THEATERMANIA: Your character in The Morini Strand was a real person, wasn't she?
MARY BETH PEIL: Yes, but when I first did an informal table read of the play last summer, I thought she was a fictional character. So I was intrigued to learn she was a real person, even though many people never heard of her -- even violinists of a certain age never heard of her. She was a real force during her lifetime; she even played like a man. But some people were offended by her chutzpah. She died at age 95, and lived as a recluse for the last 20 years of her life.
TM: And the story you tell in the play is based on truth as well, right?
MBP: Yes, there was this robbery where someone not only took her beloved Stradivarius violin, but her private papers, which included music with notations -- some of which went back to people who had played with Brahms. When I read the play, I was so struck by the authenticity and the way the characters talk about classical music.
TM: Was it easy to research her life and work?
MBP: No, I had to keep digging. In fact, just the other day, I got an email from a friend whose father had played with her. And luckily, some live concerts were just re-released by this obscure CD company -- and with remastering, you could really hear her playing. But because this is a theatrical event, I don't feel restricted to look like her or talk like her. And even better, I have permission to be cranky like her. I've never played a role like this before.
TM: Will it be hard to recapture Solange in Follies, especially with such a short break between the two productions?
MBP: I don't think it will be difficult to get back to Solange. First, we have the wonderful music of Stephen Sondheim to get us there, and it will be the same costumes and same blocking as New York. I never thought anyone would cast me in that role -- even I had doubts once I got the part. But Eric Schaeffer and Warren Carlyle, our director and choreographer, gave me permission to do what I wanted with her. I did not have to play her the way other people have. And eventually, I did fall in love with her and the part. Even though I'm only on stage for a few minutes, every time you're up there, you have to hit a home run. It's really a good exercise in concentration.
TM: You certainly stand out in Follies, in that amazing black dress. How did that costume come about?

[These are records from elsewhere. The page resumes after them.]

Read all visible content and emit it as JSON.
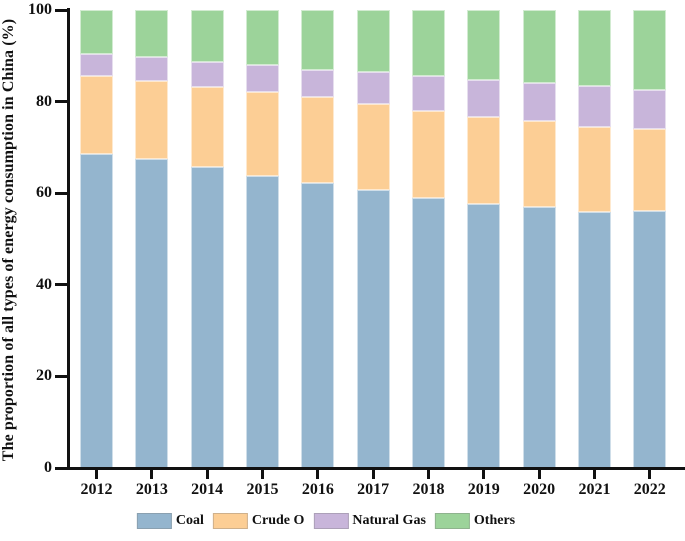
{
  "chart_data": {
    "type": "bar",
    "stacked": true,
    "title": "",
    "xlabel": "",
    "ylabel": "The proportion of all types of energy consumption in China (%)",
    "ylim": [
      0,
      100
    ],
    "yticks": [
      0,
      20,
      40,
      60,
      80,
      100
    ],
    "grid": false,
    "legend_position": "bottom",
    "axis_color": "#111111",
    "categories": [
      "2012",
      "2013",
      "2014",
      "2015",
      "2016",
      "2017",
      "2018",
      "2019",
      "2020",
      "2021",
      "2022"
    ],
    "series": [
      {
        "name": "Coal",
        "color": "#94B5CE",
        "values": [
          68.5,
          67.4,
          65.8,
          63.8,
          62.2,
          60.6,
          59.0,
          57.7,
          56.9,
          56.0,
          56.2
        ]
      },
      {
        "name": "Crude O",
        "color": "#FCCE95",
        "values": [
          17.0,
          17.1,
          17.3,
          18.4,
          18.7,
          18.9,
          18.9,
          19.0,
          18.8,
          18.5,
          17.9
        ]
      },
      {
        "name": "Natural Gas",
        "color": "#C8B5DA",
        "values": [
          4.8,
          5.3,
          5.6,
          5.8,
          6.1,
          6.9,
          7.6,
          8.0,
          8.4,
          8.9,
          8.4
        ]
      },
      {
        "name": "Others",
        "color": "#9CD39A",
        "values": [
          9.7,
          10.2,
          11.3,
          12.0,
          13.0,
          13.6,
          14.5,
          15.3,
          15.9,
          16.6,
          17.5
        ]
      }
    ]
  }
}
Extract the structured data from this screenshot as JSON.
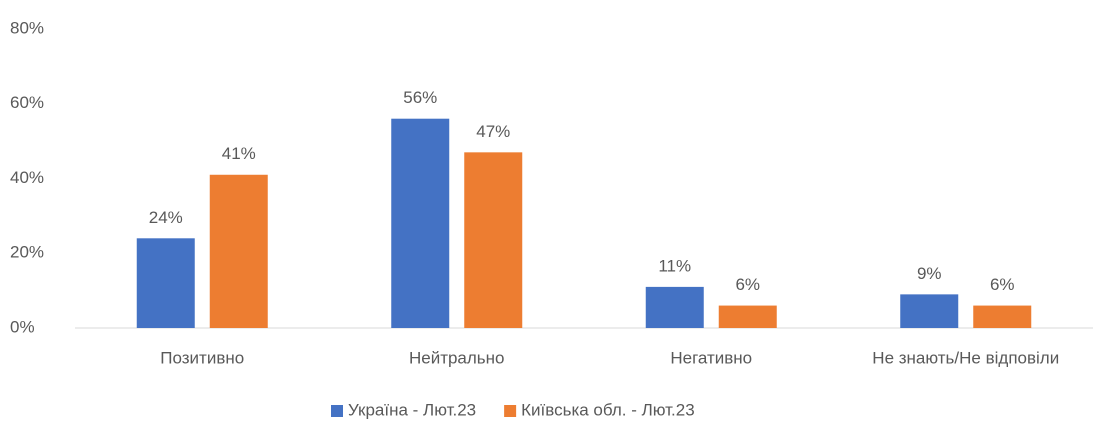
{
  "chart_data": {
    "type": "bar",
    "categories": [
      "Позитивно",
      "Нейтрально",
      "Негативно",
      "Не знають/Не відповіли"
    ],
    "series": [
      {
        "name": "Україна - Лют.23",
        "color": "#4472c4",
        "values": [
          24,
          56,
          11,
          9
        ],
        "value_labels": [
          "24%",
          "56%",
          "11%",
          "9%"
        ]
      },
      {
        "name": "Київська обл. - Лют.23",
        "color": "#ed7d31",
        "values": [
          41,
          47,
          6,
          6
        ],
        "value_labels": [
          "41%",
          "47%",
          "6%",
          "6%"
        ]
      }
    ],
    "ylim": [
      0,
      80
    ],
    "yticks": [
      {
        "value": 0,
        "label": "0%"
      },
      {
        "value": 20,
        "label": "20%"
      },
      {
        "value": 40,
        "label": "40%"
      },
      {
        "value": 60,
        "label": "60%"
      },
      {
        "value": 80,
        "label": "80%"
      }
    ],
    "grid": false,
    "legend": "bottom"
  }
}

MBP: Gregg Barnes, the designer, and I talked over the phone. I wanted to be the tallest woman on stage, and I thought it would be great to be all in black. I was thinking something in silk or satin, but he wanted a knit dress -- so we found this wonderful woman who does her own knitwork. It's extraordinary.
TM: You're on your third season of The Good Wife -- which has been renewed for a fourth. What's your take on Jackie? She's sort of become the villain of the show, hasn't she?

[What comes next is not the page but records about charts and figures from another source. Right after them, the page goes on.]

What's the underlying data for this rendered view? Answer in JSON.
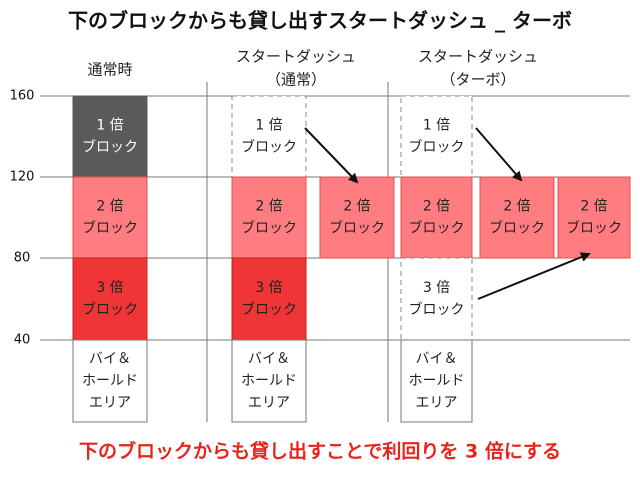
{
  "title": "下のブロックからも貸し出すスタートダッシュ _ ターボ",
  "headers": [
    {
      "lines": [
        "通常時"
      ]
    },
    {
      "lines": [
        "スタートダッシュ",
        "（通常）"
      ]
    },
    {
      "lines": [
        "スタートダッシュ",
        "（ターボ）"
      ]
    }
  ],
  "axis_labels": [
    160,
    120,
    80,
    40
  ],
  "blocks": [
    {
      "lines": [
        "1 倍",
        "ブロック"
      ]
    },
    {
      "lines": [
        "2 倍",
        "ブロック"
      ]
    },
    {
      "lines": [
        "3 倍",
        "ブロック"
      ]
    },
    {
      "lines": [
        "バイ＆",
        "ホールド",
        "エリア"
      ]
    },
    {
      "lines": [
        "1 倍",
        "ブロック"
      ]
    },
    {
      "lines": [
        "2 倍",
        "ブロック"
      ]
    },
    {
      "lines": [
        "3 倍",
        "ブロック"
      ]
    },
    {
      "lines": [
        "バイ＆",
        "ホールド",
        "エリア"
      ]
    },
    {
      "lines": [
        "2 倍",
        "ブロック"
      ]
    },
    {
      "lines": [
        "1 倍",
        "ブロック"
      ]
    },
    {
      "lines": [
        "2 倍",
        "ブロック"
      ]
    },
    {
      "lines": [
        "3 倍",
        "ブロック"
      ]
    },
    {
      "lines": [
        "バイ＆",
        "ホールド",
        "エリア"
      ]
    },
    {
      "lines": [
        "2 倍",
        "ブロック"
      ]
    },
    {
      "lines": [
        "2 倍",
        "ブロック"
      ]
    }
  ],
  "footer": "下のブロックからも貸し出すことで利回りを 3 倍にする"
}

MBP: I don't think Jackie is bad person, she's just from the old school in Chicago, where family and politics is all the same thing. She's all about the rules and what's allowed to be broken and what's not. As far as she's concerned, someone's got to maintain the standards. And she is truly protective of her son and grandkids and to keep the family dynasty going through Peter. She doesn't think he did anything wrong in cheating on his wife, because he did what her own husband did. It's hard for Jackie to think what she could've done differently; it's too potentially dangerous for her own well-being..
TM: Do you enjoy working with that amazing cast?
MBP: Yes. Julianna Margulies is such a wonderful actress and wonderful person. It's so delightful for all of us to be working with her. The only thing is we work really quickly, and the minute the shot is finished, we're in hysterics and then we're done. I'd like to hang out with her more. And I'd love to have some scenes with Christine Baranski. We did Sweeney Todd together at the Kennedy Center; she's a great gal and it would be fun to have the woman-to-woman dynamic between Jackie and Diane.
TM: Do you have any other theater plans coming up after Follies?
MBP: No, but I never know what happens when the phone rings or who is going to end up on the other end. Anything can happen. Right now, I feel like my career is some kind of miracle.